Simon Herzog, Dennis Atabay, Johannes Jungwirth, Vesna Mikulovic
Year:
2013
Bibliographic info:
Building Simulation, 2013, Chambéry, France

The capacity of intermittent power sources like wind and PV is steadily increasing. The existing balance between production and consumption is seriously affected by these new sources. Flexible demand for example in buildings is one solution to come back to a stable system. Buildings provide a huge potential for flexible electricity demand. This flexibility can be addressed by using model predictive control (MPC) with optimized scheduling for the buildings’ heating, ventilation and air conditioning (HVAC) systems. Therefore, it is necessary to have detailed simulation models of each single building. To avoid the huge effort of setting up lots of different building models, two approaches for self-adapting building models are discussed in this paper. Those approaches can be differentiated by their mathematical structure. The neural network (NN) approach is called “black-box” model.

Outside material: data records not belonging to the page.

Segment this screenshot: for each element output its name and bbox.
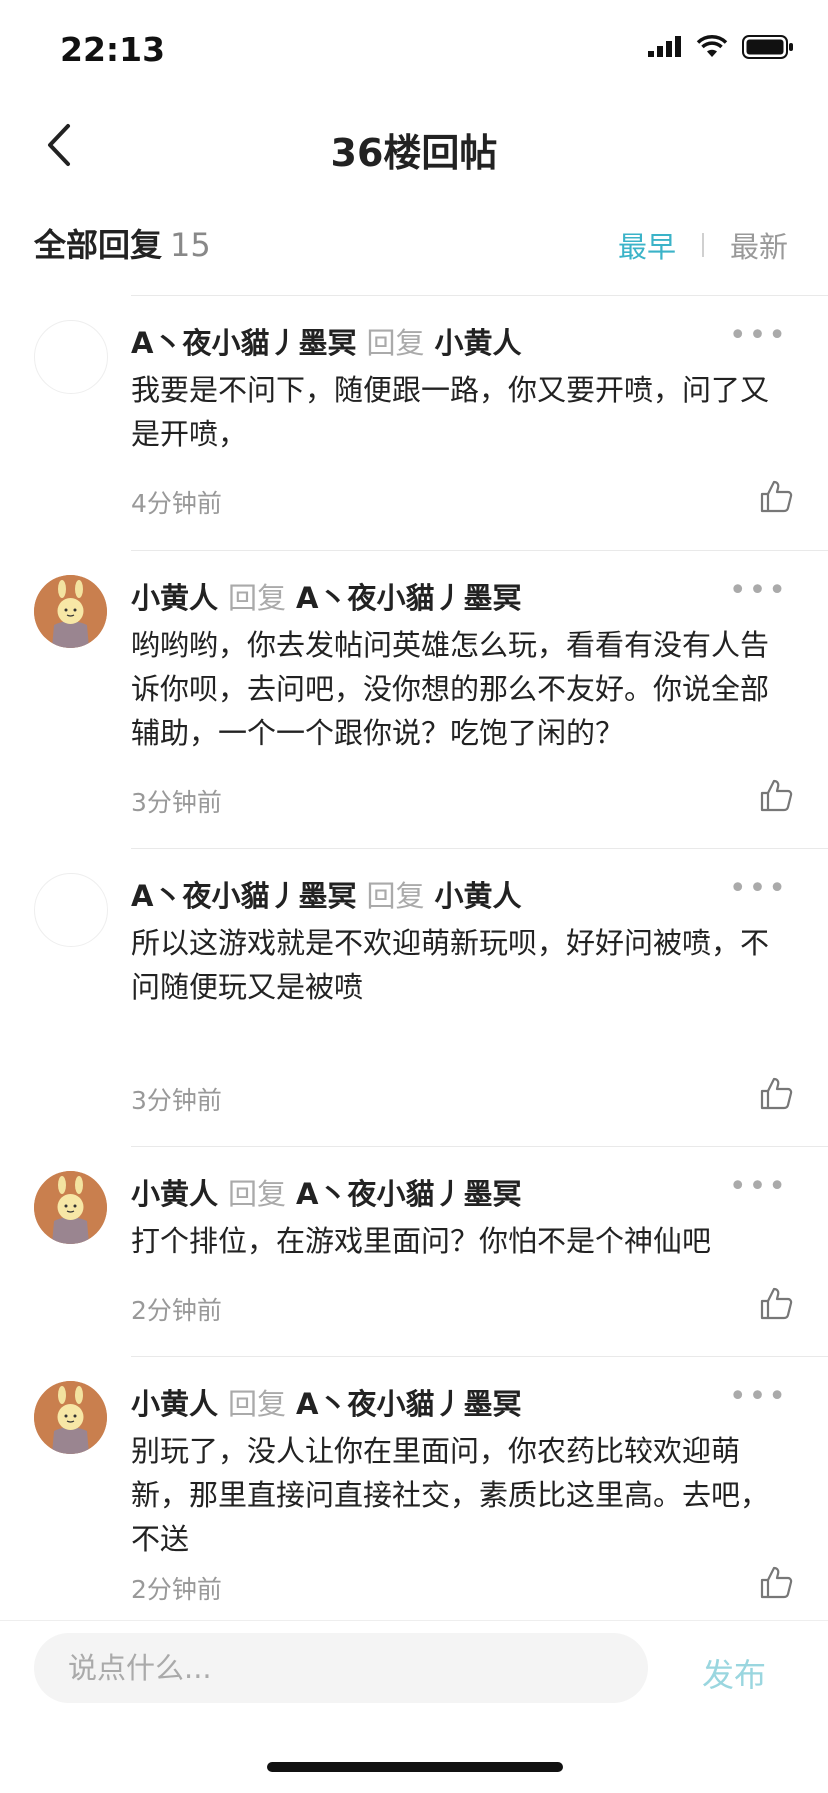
reply-word: 回复 xyxy=(228,1177,287,1211)
replies-count: 15 xyxy=(170,226,211,264)
all-replies-header: 全部回复 15 xyxy=(34,220,211,266)
reply-names: 小黄人 回复 A丶夜小貓丿墨冥 xyxy=(131,1171,521,1213)
more-dots-icon: ••• xyxy=(728,1379,788,1414)
reply-target[interactable]: A丶夜小貓丿墨冥 xyxy=(296,1387,521,1421)
reply-word: 回复 xyxy=(228,1387,287,1421)
reply-content: 我要是不问下，随便跟一路，你又要开喷，问了又是开喷， xyxy=(131,373,770,451)
more-dots-icon: ••• xyxy=(728,318,788,353)
more-button[interactable]: ••• xyxy=(729,1379,788,1414)
reply-author[interactable]: A丶夜小貓丿墨冥 xyxy=(131,879,356,913)
thumbs-up-icon[interactable] xyxy=(758,478,794,514)
bunny-character-icon xyxy=(34,575,107,648)
reply-target[interactable]: 小黄人 xyxy=(434,326,521,360)
reply-target[interactable]: A丶夜小貓丿墨冥 xyxy=(296,1177,521,1211)
signal-icon xyxy=(648,36,681,57)
more-button[interactable]: ••• xyxy=(729,871,788,906)
reply-item: 小黄人 回复 A丶夜小貓丿墨冥 ••• 哟哟哟，你去发帖问英雄怎么玩，看看有没有人告… xyxy=(0,551,828,848)
reply-word: 回复 xyxy=(228,581,287,615)
more-button[interactable]: ••• xyxy=(729,573,788,608)
reply-author[interactable]: 小黄人 xyxy=(131,1177,218,1211)
more-dots-icon: ••• xyxy=(728,1169,788,1204)
avatar[interactable] xyxy=(34,1381,107,1454)
thumbs-up-icon[interactable] xyxy=(758,777,794,813)
reply-time: 4分钟前 xyxy=(131,489,222,518)
thumbs-up-icon[interactable] xyxy=(758,1564,794,1600)
reply-names: 小黄人 回复 A丶夜小貓丿墨冥 xyxy=(131,575,521,617)
sort-latest-button[interactable]: 最新 xyxy=(730,224,788,266)
home-indicator[interactable] xyxy=(267,1762,563,1772)
more-dots-icon: ••• xyxy=(728,871,788,906)
reply-content: 所以这游戏就是不欢迎萌新玩呗，好好问被喷，不问随便玩又是被喷 xyxy=(131,926,770,1004)
status-time: 22:13 xyxy=(60,30,166,69)
reply-content: 别玩了，没人让你在里面问，你农药比较欢迎萌新，那里直接问直接社交，素质比这里高。… xyxy=(131,1434,770,1556)
reply-target[interactable]: 小黄人 xyxy=(434,879,521,913)
reply-time: 3分钟前 xyxy=(131,1086,222,1115)
avatar[interactable] xyxy=(34,320,108,394)
reply-time: 2分钟前 xyxy=(131,1296,222,1325)
reply-list: A丶夜小貓丿墨冥 回复 小黄人 ••• 我要是不问下，随便跟一路，你又要开喷，问了又… xyxy=(0,295,828,1617)
reply-author[interactable]: A丶夜小貓丿墨冥 xyxy=(131,326,356,360)
bunny-character-icon xyxy=(34,1381,107,1454)
thumbs-up-icon[interactable] xyxy=(758,1285,794,1321)
reply-word: 回复 xyxy=(366,326,425,360)
composer-divider xyxy=(0,1620,828,1621)
battery-icon xyxy=(742,35,793,59)
page-title: 36楼回帖 xyxy=(330,131,498,175)
publish-button[interactable]: 发布 xyxy=(702,1650,766,1696)
reply-names: 小黄人 回复 A丶夜小貓丿墨冥 xyxy=(131,1381,521,1423)
reply-content: 打个排位，在游戏里面问？你怕不是个神仙吧 xyxy=(131,1224,712,1258)
reply-item: 小黄人 回复 A丶夜小貓丿墨冥 ••• 打个排位，在游戏里面问？你怕不是个神仙吧 2… xyxy=(0,1147,828,1356)
reply-time: 3分钟前 xyxy=(131,788,222,817)
reply-author[interactable]: 小黄人 xyxy=(131,1387,218,1421)
comment-input[interactable]: 说点什么... xyxy=(34,1633,648,1703)
thumbs-up-icon[interactable] xyxy=(758,1075,794,1111)
reply-thread-screen: 22:13 36楼回帖 全部回复 15 最早 最新 A丶夜小貓丿墨冥 回复 小黄… xyxy=(0,0,828,1793)
all-replies-label: 全部回复 xyxy=(34,226,163,264)
reply-names: A丶夜小貓丿墨冥 回复 小黄人 xyxy=(131,873,521,915)
status-icons xyxy=(648,34,794,60)
sort-earliest-button[interactable]: 最早 xyxy=(618,224,676,266)
avatar[interactable] xyxy=(34,575,107,648)
reply-time: 2分钟前 xyxy=(131,1575,222,1604)
reply-author[interactable]: 小黄人 xyxy=(131,581,218,615)
reply-item: A丶夜小貓丿墨冥 回复 小黄人 ••• 所以这游戏就是不欢迎萌新玩呗，好好问被喷，不… xyxy=(0,849,828,1146)
avatar[interactable] xyxy=(34,1171,107,1244)
avatar[interactable] xyxy=(34,873,108,947)
more-dots-icon: ••• xyxy=(728,573,788,608)
sort-divider xyxy=(701,233,704,257)
more-button[interactable]: ••• xyxy=(729,1169,788,1204)
reply-names: A丶夜小貓丿墨冥 回复 小黄人 xyxy=(131,320,521,362)
reply-content: 哟哟哟，你去发帖问英雄怎么玩，看看有没有人告诉你呗，去问吧，没你想的那么不友好。… xyxy=(131,628,770,750)
reply-word: 回复 xyxy=(366,879,425,913)
sort-toggle: 最早 最新 xyxy=(618,224,788,266)
more-button[interactable]: ••• xyxy=(729,318,788,353)
reply-item: 小黄人 回复 A丶夜小貓丿墨冥 ••• 别玩了，没人让你在里面问，你农药比较欢迎萌新… xyxy=(0,1357,828,1617)
reply-item: A丶夜小貓丿墨冥 回复 小黄人 ••• 我要是不问下，随便跟一路，你又要开喷，问了又… xyxy=(0,296,828,550)
wifi-icon xyxy=(696,35,728,57)
reply-target[interactable]: A丶夜小貓丿墨冥 xyxy=(296,581,521,615)
bunny-character-icon xyxy=(34,1171,107,1244)
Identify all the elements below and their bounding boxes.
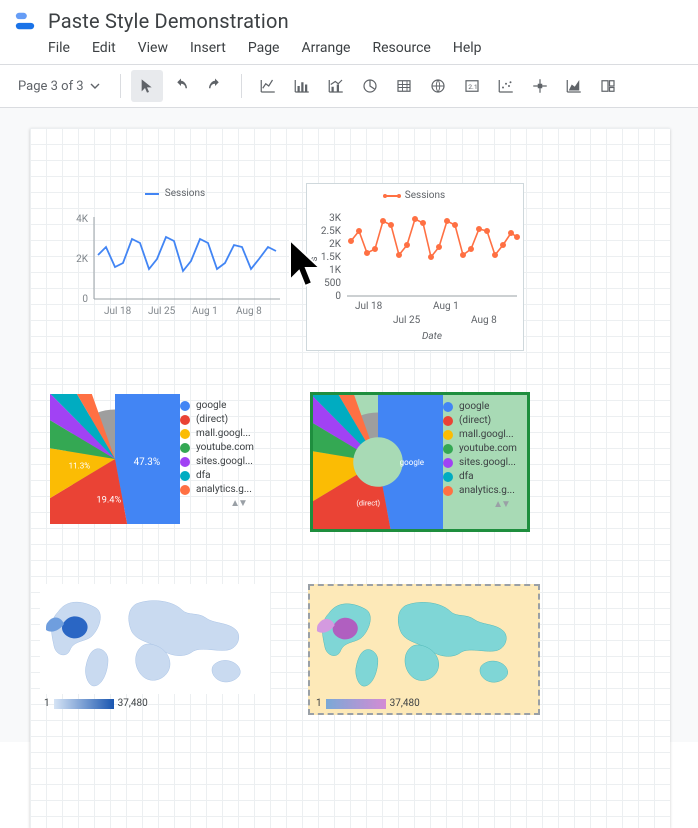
report-page[interactable]: Sessions 4K 2K 0 Jul 18 Jul 25 Aug 1 Aug… [30,128,670,828]
svg-text:2.1: 2.1 [468,83,477,91]
bullet-chart-icon[interactable] [524,70,556,102]
document-title[interactable]: Paste Style Demonstration [48,9,289,33]
canvas[interactable]: Sessions 4K 2K 0 Jul 18 Jul 25 Aug 1 Aug… [0,108,698,742]
bar-chart-icon[interactable] [286,70,318,102]
page-selector[interactable]: Page 3 of 3 [8,79,110,94]
svg-text:19.4%: 19.4% [96,494,121,505]
svg-text:11.3%: 11.3% [69,461,91,470]
svg-text:Jul 25: Jul 25 [148,306,176,317]
scatter-chart-icon[interactable] [490,70,522,102]
svg-text:2.5K: 2.5K [321,226,342,237]
scorecard-icon[interactable]: 2.1 [456,70,488,102]
svg-text:0: 0 [82,294,88,305]
menu-view[interactable]: View [138,40,168,56]
legend-pager[interactable]: ▲▼ [180,498,254,509]
svg-text:Jul 18: Jul 18 [355,301,383,312]
chart-pie-left[interactable]: 47.3% 19.4% 11.3% google (direct) mall.g… [50,394,280,534]
svg-text:google: google [400,458,424,467]
menu-page[interactable]: Page [248,40,280,56]
map-legend-gradient [326,699,386,709]
chart-sessions-line-right[interactable]: Sessions 3K 2.5K 2K 1.5K 1K 500 0 s [306,183,524,351]
svg-text:4K: 4K [76,214,89,225]
table-chart-icon[interactable] [388,70,420,102]
svg-text:2K: 2K [76,254,89,265]
menu-resource[interactable]: Resource [372,40,430,56]
treemap-icon[interactable] [592,70,624,102]
svg-text:47.3%: 47.3% [134,457,161,468]
map-legend-gradient [54,699,114,709]
svg-text:3K: 3K [329,213,342,224]
map-legend-min: 1 [44,698,50,709]
toolbar-separator [241,74,242,98]
menu-insert[interactable]: Insert [190,40,226,56]
svg-text:1.5K: 1.5K [321,252,342,263]
map-legend-max: 37,480 [118,698,148,709]
svg-text:500: 500 [324,278,341,289]
select-tool-icon[interactable] [131,70,163,102]
undo-icon[interactable] [165,70,197,102]
legend-pager[interactable]: ▲▼ [443,499,517,510]
svg-text:0: 0 [335,291,341,302]
redo-icon[interactable] [199,70,231,102]
pie-legend: google (direct) mall.googl... youtube.co… [443,395,517,529]
chart-pie-right[interactable]: google (direct) google (direct) mall.goo… [310,392,530,532]
map-legend-max: 37,480 [390,698,420,709]
menu-help[interactable]: Help [453,40,482,56]
chart-geomap-left[interactable]: 1 37,480 [40,584,270,709]
geo-chart-icon[interactable] [422,70,454,102]
svg-text:Aug 8: Aug 8 [236,306,262,317]
legend-label: Sessions [165,188,205,199]
menu-file[interactable]: File [48,40,70,56]
map-legend-min: 1 [316,698,322,709]
combo-chart-icon[interactable] [320,70,352,102]
chart-sessions-line-left[interactable]: Sessions 4K 2K 0 Jul 18 Jul 25 Aug 1 Aug… [70,188,280,328]
svg-text:Aug 1: Aug 1 [192,306,218,317]
menu-arrange[interactable]: Arrange [302,40,351,56]
pie-chart-icon[interactable] [354,70,386,102]
svg-text:Jul 25: Jul 25 [393,315,421,326]
svg-text:Date: Date [422,331,442,342]
chart-geomap-right[interactable]: 1 37,480 [308,584,540,715]
toolbar-separator [120,74,121,98]
svg-text:2K: 2K [329,239,342,250]
svg-text:Aug 8: Aug 8 [471,315,497,326]
svg-text:Aug 1: Aug 1 [433,301,459,312]
line-chart-icon[interactable] [252,70,284,102]
pie-legend: google (direct) mall.googl... youtube.co… [180,394,254,534]
svg-text:1K: 1K [329,265,342,276]
page-selector-label: Page 3 of 3 [18,79,84,94]
menu-bar: File Edit View Insert Page Arrange Resou… [12,34,686,64]
menu-edit[interactable]: Edit [92,40,116,56]
svg-text:s: s [309,256,320,261]
svg-text:Jul 18: Jul 18 [104,306,132,317]
chevron-down-icon [90,81,100,91]
svg-text:(direct): (direct) [356,498,380,507]
legend-label: Sessions [405,190,445,201]
area-chart-icon[interactable] [558,70,590,102]
app-logo-icon [12,8,38,34]
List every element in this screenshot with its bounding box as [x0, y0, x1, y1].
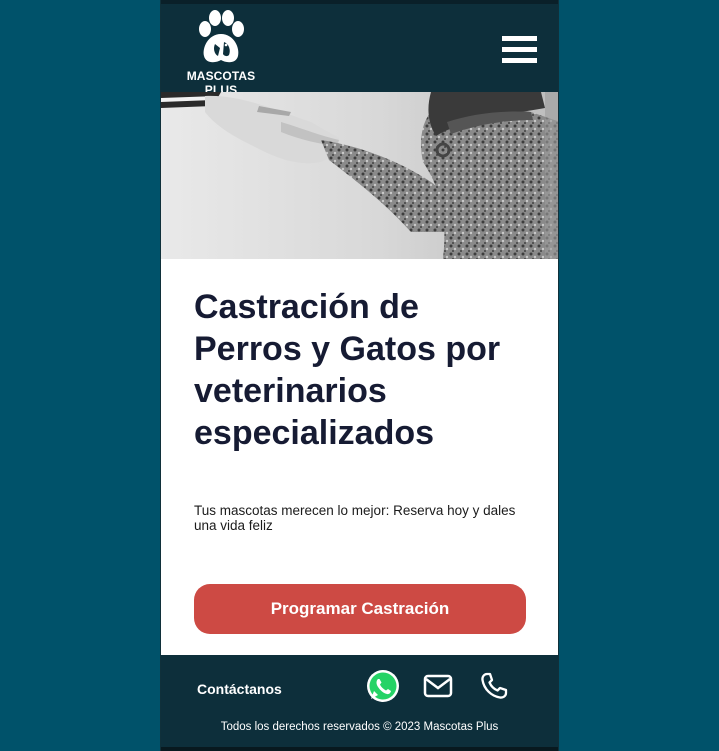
main-content: Castración de Perros y Gatos por veterin…: [161, 259, 558, 655]
menu-bar: [502, 58, 537, 63]
page-subtitle: Tus mascotas merecen lo mejor: Reserva h…: [194, 503, 516, 533]
site-footer: Contáctanos Todos los derechos reservado…: [161, 655, 558, 751]
mobile-viewport: MASCOTAS PLUS Castración de Perros y Gat…: [160, 0, 559, 751]
hero-image: [161, 92, 558, 259]
phone-icon[interactable]: [479, 671, 509, 701]
menu-icon[interactable]: [502, 36, 537, 66]
whatsapp-icon[interactable]: [366, 669, 400, 703]
schedule-castration-button[interactable]: Programar Castración: [194, 584, 526, 634]
hand-and-paw-photo: [161, 92, 558, 259]
brand-logo[interactable]: MASCOTAS PLUS: [171, 10, 271, 97]
page-title: Castración de Perros y Gatos por veterin…: [194, 288, 501, 452]
menu-bar: [502, 36, 537, 41]
contact-label: Contáctanos: [197, 681, 282, 697]
menu-bar: [502, 47, 537, 52]
mail-icon[interactable]: [423, 673, 453, 699]
bottom-edge: [161, 747, 558, 751]
site-header: MASCOTAS PLUS: [161, 0, 558, 97]
copyright-text: Todos los derechos reservados © 2023 Mas…: [220, 721, 499, 733]
paw-logo-icon: [199, 10, 244, 63]
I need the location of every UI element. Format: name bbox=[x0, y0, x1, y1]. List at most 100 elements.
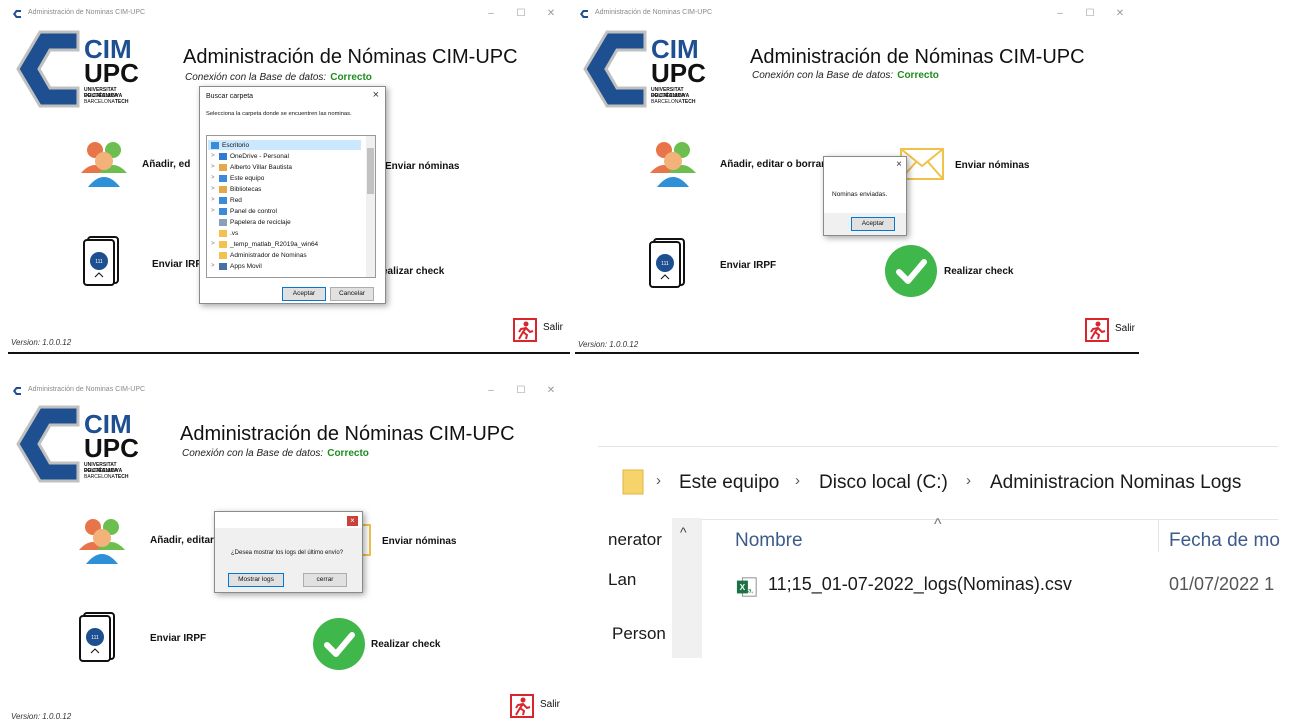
exit-icon[interactable] bbox=[510, 694, 534, 718]
dialog-close-button[interactable]: × bbox=[347, 516, 358, 526]
tree-scrollbar[interactable] bbox=[366, 136, 375, 277]
close-window-button[interactable]: ✕ bbox=[1105, 6, 1135, 22]
desktop-icon bbox=[211, 141, 219, 149]
scroll-up-icon[interactable]: ^ bbox=[680, 524, 687, 540]
app-window-2: Administración de Nominas CIM-UPC – ☐ ✕ … bbox=[575, 4, 1139, 354]
tree-item[interactable]: .vs bbox=[211, 228, 238, 238]
send-payroll-button-label[interactable]: Enviar nóminas bbox=[382, 536, 456, 547]
expand-arrow-icon[interactable]: > bbox=[211, 197, 219, 203]
minimize-button[interactable]: – bbox=[476, 6, 506, 22]
expand-arrow-icon[interactable]: > bbox=[211, 186, 219, 192]
accept-button[interactable]: Aceptar bbox=[851, 217, 895, 231]
exit-button-label[interactable]: Salir bbox=[1115, 323, 1135, 334]
window-bottom-edge bbox=[8, 352, 570, 354]
tree-item[interactable]: Escritorio bbox=[208, 140, 361, 150]
exit-icon[interactable] bbox=[513, 318, 537, 342]
close-window-button[interactable]: ✕ bbox=[536, 6, 566, 22]
show-logs-button[interactable]: Mostrar logs bbox=[228, 573, 284, 587]
checkmark-icon[interactable] bbox=[885, 245, 937, 297]
tree-item[interactable]: > Alberto Villar Bautista bbox=[211, 162, 292, 172]
minimize-button[interactable]: – bbox=[476, 383, 506, 399]
send-payroll-button-label[interactable]: Enviar nóminas bbox=[955, 160, 1029, 171]
svg-text:111: 111 bbox=[95, 259, 103, 265]
check-button-label[interactable]: Realizar check bbox=[944, 266, 1014, 277]
title-bar: Administración de Nominas CIM-UPC – ☐ ✕ bbox=[8, 381, 570, 403]
tree-item[interactable]: Papelera de reciclaje bbox=[211, 217, 291, 227]
tree-item[interactable]: > Apps Movil bbox=[211, 261, 262, 271]
maximize-button[interactable]: ☐ bbox=[506, 383, 536, 399]
tree-item[interactable]: > _temp_matlab_R2019a_win64 bbox=[211, 239, 318, 249]
connection-label: Conexión con la Base de datos: bbox=[185, 72, 327, 83]
irpf-document-icon[interactable]: 111 bbox=[82, 235, 122, 287]
logo-c-mark bbox=[583, 30, 647, 108]
expand-arrow-icon[interactable]: > bbox=[211, 208, 219, 214]
send-irpf-button-label[interactable]: Enviar IRPF bbox=[720, 260, 776, 271]
address-bar[interactable]: › Este equipo › Disco local (C:) › Admin… bbox=[598, 446, 1278, 520]
add-edit-button-label[interactable]: Añadir, editar bbox=[150, 535, 214, 546]
check-button-label[interactable]: Realizar check bbox=[371, 639, 441, 650]
close-window-button[interactable]: ✕ bbox=[536, 383, 566, 399]
maximize-button[interactable]: ☐ bbox=[1075, 6, 1105, 22]
tree-item[interactable]: > Red bbox=[211, 195, 242, 205]
send-irpf-button-label[interactable]: Enviar IRPF bbox=[150, 633, 206, 644]
exit-button-label[interactable]: Salir bbox=[540, 699, 560, 710]
tree-item[interactable]: Administrador de Nominas bbox=[211, 250, 307, 260]
folder-tree[interactable]: Escritorio > OneDrive - Personal > Alberto V… bbox=[206, 135, 376, 278]
breadcrumb-item-2[interactable]: Disco local (C:) bbox=[819, 472, 948, 494]
nav-item[interactable]: nerator bbox=[608, 530, 662, 550]
expand-arrow-icon[interactable]: > bbox=[211, 164, 219, 170]
accept-button[interactable]: Aceptar bbox=[282, 287, 326, 301]
irpf-document-icon[interactable]: 111 bbox=[648, 237, 688, 289]
add-edit-button-label[interactable]: Añadir, ed bbox=[142, 159, 190, 170]
file-name[interactable]: 11;15_01-07-2022_logs(Nominas).csv bbox=[768, 574, 1072, 595]
column-divider[interactable] bbox=[1158, 520, 1159, 552]
tree-item[interactable]: > Panel de control bbox=[211, 206, 277, 216]
exit-icon[interactable] bbox=[1085, 318, 1109, 342]
add-edit-button-label[interactable]: Añadir, editar o borrar bbox=[720, 159, 825, 170]
users-icon[interactable] bbox=[647, 137, 697, 187]
file-row[interactable]: X a, 11;15_01-07-2022_logs(Nominas).csv … bbox=[728, 572, 1278, 602]
folder-icon bbox=[219, 240, 227, 248]
recycle-bin-icon bbox=[219, 218, 227, 226]
expand-arrow-icon[interactable]: > bbox=[211, 241, 219, 247]
expand-arrow-icon[interactable]: > bbox=[211, 153, 219, 159]
window-title: Administración de Nominas CIM-UPC bbox=[595, 9, 713, 16]
tree-item-label: Papelera de reciclaje bbox=[230, 218, 291, 226]
app-icon bbox=[13, 387, 21, 395]
dialog-close-button[interactable]: × bbox=[373, 89, 379, 101]
column-header-name[interactable]: Nombre bbox=[735, 530, 803, 552]
nav-scrollbar[interactable]: ^ bbox=[672, 518, 702, 658]
expand-arrow-icon[interactable]: > bbox=[211, 175, 219, 181]
tree-item[interactable]: > Bibliotecas bbox=[211, 184, 261, 194]
nav-item[interactable]: Lan bbox=[608, 570, 636, 590]
cancel-button[interactable]: Cancelar bbox=[330, 287, 374, 301]
breadcrumb-sep: › bbox=[656, 472, 661, 489]
column-header-date[interactable]: Fecha de mo bbox=[1169, 530, 1280, 552]
tree-item-label: Alberto Villar Bautista bbox=[230, 163, 293, 171]
users-icon[interactable] bbox=[78, 137, 128, 187]
expand-arrow-icon[interactable]: > bbox=[211, 263, 219, 269]
tree-item-label: Administrador de Nominas bbox=[230, 251, 307, 259]
check-button-label[interactable]: ealizar check bbox=[382, 266, 444, 277]
minimize-button[interactable]: – bbox=[1045, 6, 1075, 22]
send-irpf-button-label[interactable]: Enviar IRP bbox=[152, 259, 202, 270]
exit-button-label[interactable]: Salir bbox=[543, 322, 563, 333]
breadcrumb-item-1[interactable]: Este equipo bbox=[679, 472, 779, 494]
scroll-thumb[interactable] bbox=[367, 148, 374, 194]
irpf-document-icon[interactable]: 111 bbox=[78, 611, 118, 663]
users-icon[interactable] bbox=[76, 514, 126, 564]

In contrast to that, the physical “white-box” model is a system of differential equations with free parameters. These models are parameterized by measured data and are developed to be used in model predictive control to forecast the building’s thermal behavior. Once the thermal behavior is predictable, the optimal schedule at minimal costs for the HVAC systems can be determined with respect to thermal comfort. 
The investigations show, that the difference between the training phase and the prediction phase is decisive for the quality of the forecast. If test and training data are similar (e.g. same season), both models deliver satisfying results.